Companies from small markets must think globally from the outset. Chinese entrepreneurs focus domestically as the market is massive and local competition intense. But China tech forfeits opportunity by foregoing global markets; China’s BAT would not be trading at 40 percent of their U.S. counterparts if they had a comparable global presence. When domestic markets are protected, expanding internationally also ensures products meet global standards. NGP encouraged UCWeb to expand globally early and helped them identify partners and recruit executives in several key markets. When Alibaba acquired UCWeb, they had over 500 million users in 150 countries and were leaders in most markets across Southeast Asia. We have played similar roles with several other companies in our China tech portfolio with positive results. We fully expect China tech to be much more aggressive in international expansion in the coming decade, and we hope to play a key role in this effort.

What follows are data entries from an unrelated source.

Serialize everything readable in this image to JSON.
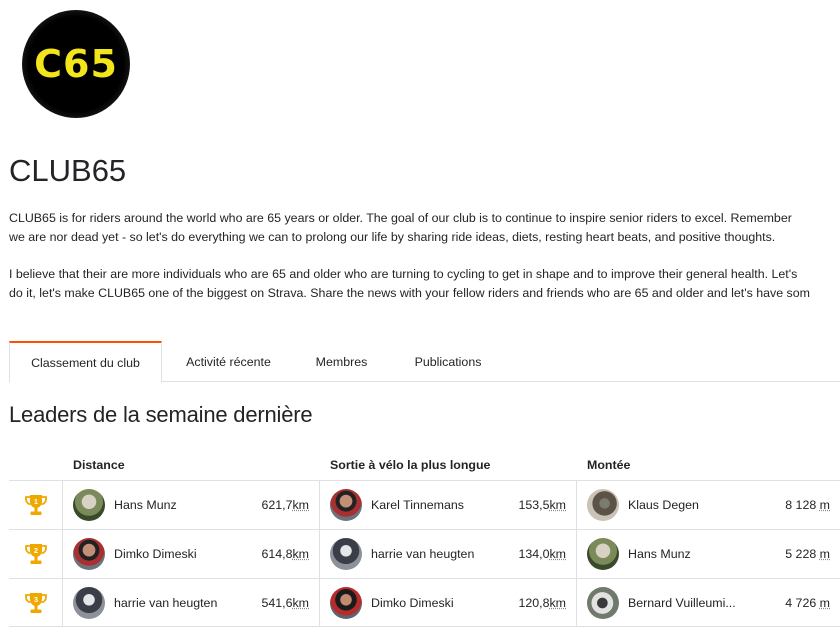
{
  "club": {
    "logo_text": "C65",
    "name": "CLUB65",
    "description": [
      "CLUB65 is for riders around the world who are 65 years or older. The goal of our club is to continue to inspire senior riders to excel. Remember",
      "we are nor dead yet - so let's do everything we can to prolong our life by sharing ride ideas, diets, resting heart beats, and positive thoughts.",
      "I believe that their are more individuals who are 65 and older who are turning to cycling to get in shape and to improve their general health. Let's",
      "do it, let's make CLUB65 one of the biggest on Strava. Share the news with your fellow riders and friends who are 65 and older and let's have som"
    ]
  },
  "tabs": [
    {
      "label": "Classement du club",
      "active": true
    },
    {
      "label": "Activité récente",
      "active": false
    },
    {
      "label": "Membres",
      "active": false
    },
    {
      "label": "Publications",
      "active": false
    }
  ],
  "leaderboard": {
    "title": "Leaders de la semaine dernière",
    "columns": [
      "Distance",
      "Sortie à vélo la plus longue",
      "Montée"
    ],
    "ranks": [
      "1",
      "2",
      "3"
    ],
    "rows": [
      [
        {
          "name": "Hans Munz",
          "value": "621,7",
          "unit": "km"
        },
        {
          "name": "Karel Tinnemans",
          "value": "153,5",
          "unit": "km"
        },
        {
          "name": "Klaus Degen",
          "value": "8 128 ",
          "unit": "m"
        }
      ],
      [
        {
          "name": "Dimko Dimeski",
          "value": "614,8",
          "unit": "km"
        },
        {
          "name": "harrie van heugten",
          "value": "134,0",
          "unit": "km"
        },
        {
          "name": "Hans Munz",
          "value": "5 228 ",
          "unit": "m"
        }
      ],
      [
        {
          "name": "harrie van heugten",
          "value": "541,6",
          "unit": "km"
        },
        {
          "name": "Dimko Dimeski",
          "value": "120,8",
          "unit": "km"
        },
        {
          "name": "Bernard Vuilleumi...",
          "value": "4 726 ",
          "unit": "m"
        }
      ]
    ]
  },
  "colors": {
    "accent": "#fc5200",
    "trophy": "#f0a800",
    "logo_text": "#f2e51a"
  }
}
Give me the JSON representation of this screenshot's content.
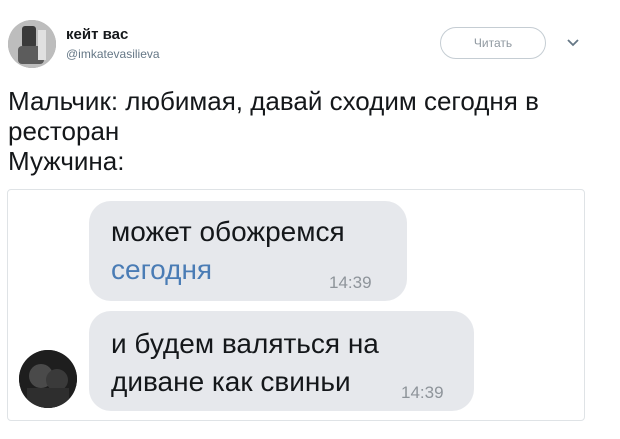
{
  "author": {
    "display_name": "кейт вас",
    "handle": "@imkatevasilieva",
    "avatar_icon": "profile-photo"
  },
  "actions": {
    "follow_label": "Читать",
    "menu_icon": "chevron-down-icon"
  },
  "tweet": {
    "lines": [
      "Мальчик: любимая, давай сходим сегодня в",
      "ресторан",
      "Мужчина:"
    ]
  },
  "chat": {
    "messages": [
      {
        "lines": [
          "может обожремся",
          "сегодня"
        ],
        "time": "14:39",
        "link_color": "#4a7cb5"
      },
      {
        "lines": [
          "и будем валяться на",
          "диване как свиньи"
        ],
        "time": "14:39"
      }
    ],
    "bubble_color": "#e6e8ec"
  }
}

Building World Class Teams

A startup typically reaches the height and breadth of the shadow cast by its leader. Nowhere is this truer than in China where tech founders generally remain in control until retirement. The same could be said until recently of U.S. tech companies where leadership succession and assembling complete executive teams was not widely practiced until the 1990s. Much as a heightened competitive environment and threats from incumbents required change in the Unites States, similar forces are at work in China today. Fortunately, a deepening talent pool allows founders to recruit experienced executives early. UCWeb was a rare example in China where the technical founders recruited an outside CEO to help build the business. UCWeb could not have achieved its level of success nor expanded globally without the leadership of CEO Yu Yongfu.

Modernizing Capital Markets

China has a bifurcated capital market with investment denominated either in domestic or foreign currency. Entrepreneurs’ preference for domestic or foreign investment predicates companies’ organizational structure, investor pool and potential exit outcomes. China has long had a closed currency system enabling greater control of its domestic economy and protection for local companies. But a flexible currency regime would attract more investment to China lowering overall cost of capital. More flexibility would also facilitate global expansion of its leading companies. Loosening currency controls is likely as China seeks to build its local stock markets and augment its role in global financial markets while maintaining oversight on domestic development.

We are enthusiastic about the prospects for China tech and look forward to continued active investment there in the years ahead.